If you look at the picture above, you can see why the car earned its nickname of “The Beast.” That is a 1928 Bugatti 37A Supercharger at the top of the picture, itself not a small car, and then there is the gigantic Lagonda just sailing past it like an ocean liner passing a sailing yacht on the open seas. It does help, however, that even with a supercharger, the Bugatti is only a 1.5L inline-four producing 90 HP, and the Lagonda has a mighty 4.5L V12 thundering out almost 200 HP, which happened to be designed by one W.O. Bentley. You might have heard of his cars.
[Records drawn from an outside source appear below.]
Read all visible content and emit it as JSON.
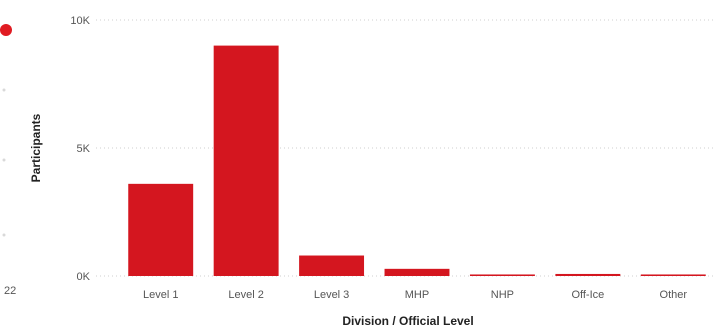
{
  "chart_data": {
    "type": "bar",
    "title": "",
    "xlabel": "Division / Official Level",
    "ylabel": "Participants",
    "categories": [
      "Level 1",
      "Level 2",
      "Level 3",
      "MHP",
      "NHP",
      "Off-Ice",
      "Other"
    ],
    "series": [
      {
        "values": [
          3600,
          9000,
          800,
          280,
          60,
          80,
          60
        ]
      }
    ],
    "ylim": [
      0,
      10000
    ],
    "yticks": [
      {
        "value": 10000,
        "label": "10K"
      },
      {
        "value": 5000,
        "label": "5K"
      },
      {
        "value": 0,
        "label": "0K"
      }
    ],
    "grid": "horizontal dotted",
    "colors": {
      "bar": "#d4161f",
      "grid": "#cfcfcf",
      "accent": "#e01b22"
    }
  },
  "left_edge": {
    "clipped_text": "22"
  }
}
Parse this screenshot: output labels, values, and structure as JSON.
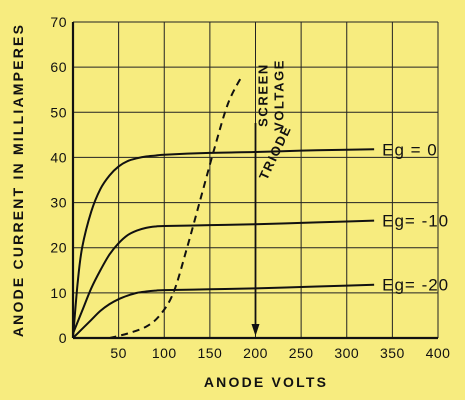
{
  "chart_data": {
    "type": "line",
    "xlabel": "ANODE VOLTS",
    "ylabel": "ANODE CURRENT IN MILLIAMPERES",
    "xlim": [
      0,
      400
    ],
    "ylim": [
      0,
      70
    ],
    "xticks": [
      50,
      100,
      150,
      200,
      250,
      300,
      350,
      400
    ],
    "xtick_labels": [
      "50",
      "100",
      "150",
      "200",
      "250",
      "300",
      "350",
      "400"
    ],
    "yticks": [
      0,
      10,
      20,
      30,
      40,
      50,
      60,
      70
    ],
    "ytick_labels": [
      "0",
      "10",
      "20",
      "30",
      "40",
      "50",
      "60",
      "70"
    ],
    "grid": true,
    "series": [
      {
        "name": "Eg = 0",
        "style": "solid",
        "x": [
          0,
          5,
          10,
          20,
          30,
          40,
          50,
          60,
          70,
          80,
          90,
          100,
          150,
          200,
          250,
          300,
          330
        ],
        "y": [
          0,
          12,
          20,
          28,
          33,
          36,
          38,
          39.2,
          39.8,
          40.2,
          40.4,
          40.6,
          41,
          41.2,
          41.5,
          41.7,
          41.8
        ]
      },
      {
        "name": "Eg=-10",
        "style": "solid",
        "x": [
          0,
          10,
          20,
          30,
          40,
          50,
          60,
          70,
          80,
          90,
          100,
          150,
          200,
          250,
          300,
          330
        ],
        "y": [
          1,
          6,
          11,
          15,
          18.5,
          21,
          22.8,
          23.8,
          24.4,
          24.7,
          24.8,
          25,
          25.2,
          25.5,
          25.8,
          26
        ]
      },
      {
        "name": "Eg=-20",
        "style": "solid",
        "x": [
          0,
          10,
          20,
          30,
          40,
          50,
          60,
          70,
          80,
          90,
          100,
          150,
          200,
          250,
          300,
          330
        ],
        "y": [
          0,
          2,
          4,
          6,
          7.5,
          8.6,
          9.4,
          10,
          10.3,
          10.5,
          10.6,
          10.8,
          11,
          11.3,
          11.6,
          11.8
        ]
      },
      {
        "name": "TRIODE",
        "style": "dashed",
        "x": [
          40,
          60,
          80,
          95,
          110,
          125,
          140,
          155,
          170,
          185
        ],
        "y": [
          0,
          1,
          2.5,
          5,
          10,
          20,
          31,
          42,
          52,
          58
        ]
      }
    ],
    "annotations": [
      {
        "text": "TRIODE",
        "x": 158,
        "y": 50
      },
      {
        "text": "SCREEN VOLTAGE",
        "x": 200,
        "y": 3
      }
    ],
    "curve_labels": [
      "Eg = 0",
      "Eg= -10",
      "Eg= -20"
    ]
  }
}
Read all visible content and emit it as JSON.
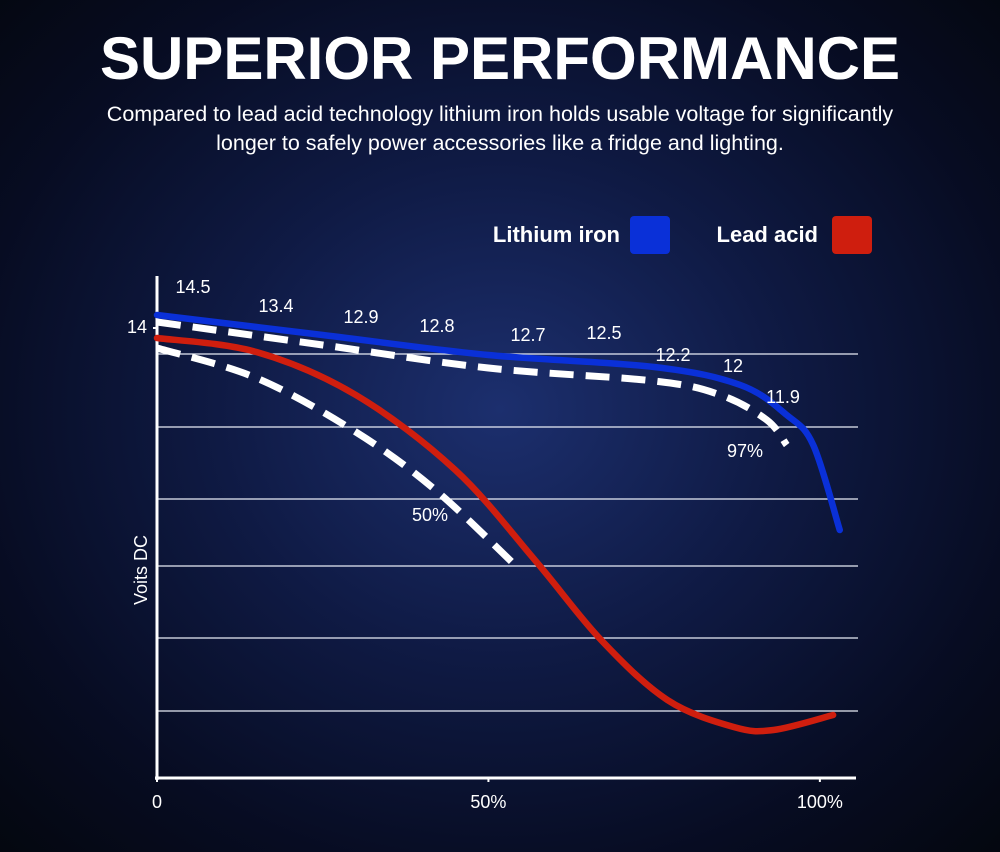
{
  "chart_data": {
    "type": "line",
    "title": "SUPERIOR PERFORMANCE",
    "subtitle": "Compared to lead acid technology lithium iron holds usable voltage for significantly longer to safely power accessories like a fridge and lighting.",
    "y_label": "Voits DC",
    "xlim": [
      0,
      105
    ],
    "ylim": [
      9.5,
      14.5
    ],
    "xticks": [
      0,
      {
        "value": 50,
        "label": "50%"
      },
      {
        "value": 100,
        "label": "100%"
      }
    ],
    "yticks": [
      14
    ],
    "series": [
      {
        "name": "Lithium iron",
        "color": "#0a30d8",
        "style": "solid",
        "x": [
          0,
          25,
          50,
          75,
          88,
          95,
          99,
          103
        ],
        "values": [
          14.13,
          13.93,
          13.73,
          13.61,
          13.43,
          13.13,
          12.83,
          11.98
        ]
      },
      {
        "name": "Lead acid",
        "color": "#cf1e0e",
        "style": "solid",
        "x": [
          0,
          15,
          30,
          45,
          57,
          67,
          77,
          87,
          93,
          102
        ],
        "values": [
          13.9,
          13.76,
          13.33,
          12.58,
          11.68,
          10.88,
          10.28,
          10.01,
          9.98,
          10.13
        ]
      }
    ],
    "dashed_series": [
      {
        "color": "#ffffff",
        "x": [
          0,
          25,
          50,
          75,
          85,
          92,
          95
        ],
        "values": [
          14.06,
          13.83,
          13.6,
          13.47,
          13.33,
          13.08,
          12.83
        ]
      },
      {
        "color": "#ffffff",
        "x": [
          0,
          15,
          30,
          42,
          54
        ],
        "values": [
          13.8,
          13.5,
          12.96,
          12.38,
          11.63
        ]
      }
    ],
    "annotations": [
      "14.5",
      "13.4",
      "12.9",
      "12.8",
      "12.7",
      "12.5",
      "12.2",
      "12",
      "11.9",
      "97%",
      "50%"
    ]
  }
}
However, to get that power, they did have to do a lot of work to the car.

The standard Lagonda V12 Coupe was one of those cars that only the wealthy bought, as it was fully coachbuilt to meet each client’s exact requirements. It featured two SU carburetors to feed its hungry engine, and the pride of the car was that it had enough power to cruise comfortably on the long-distance tours that the wealthy of the day partook in. And then the Lagonda company decided they wanted to race at Le Mans. The two SU carburetors were removed, replaced with four high-flow carburetors. The body was pared down, made of aluminum instead of steel, streamline, and the comfortable raised seats were removed for a seat that was quite literally bolted to the floor of the car. The cylinders were polished, and higher endurance O-rings were put in place around the pistons.

Consider that the standard road-going, coachbuilt Lagonda V12 Coupe was able to reach over 100 MPH as a comfortable grand tourer, and then consider that half of the weight of the road-going version was literally tossed aside. The Beast is a big car, for sure, but when you put your foot down in it, it goes. And, if you watch the live stream link at the top of the article and go to 6 hours and 36 minutes in, it sounds like a fighter aircraft as it powers down the front straight at Laguna Seca. A lovely, weird, plain silly example of a car that had no place being a race car, but succeeds at it nonetheless!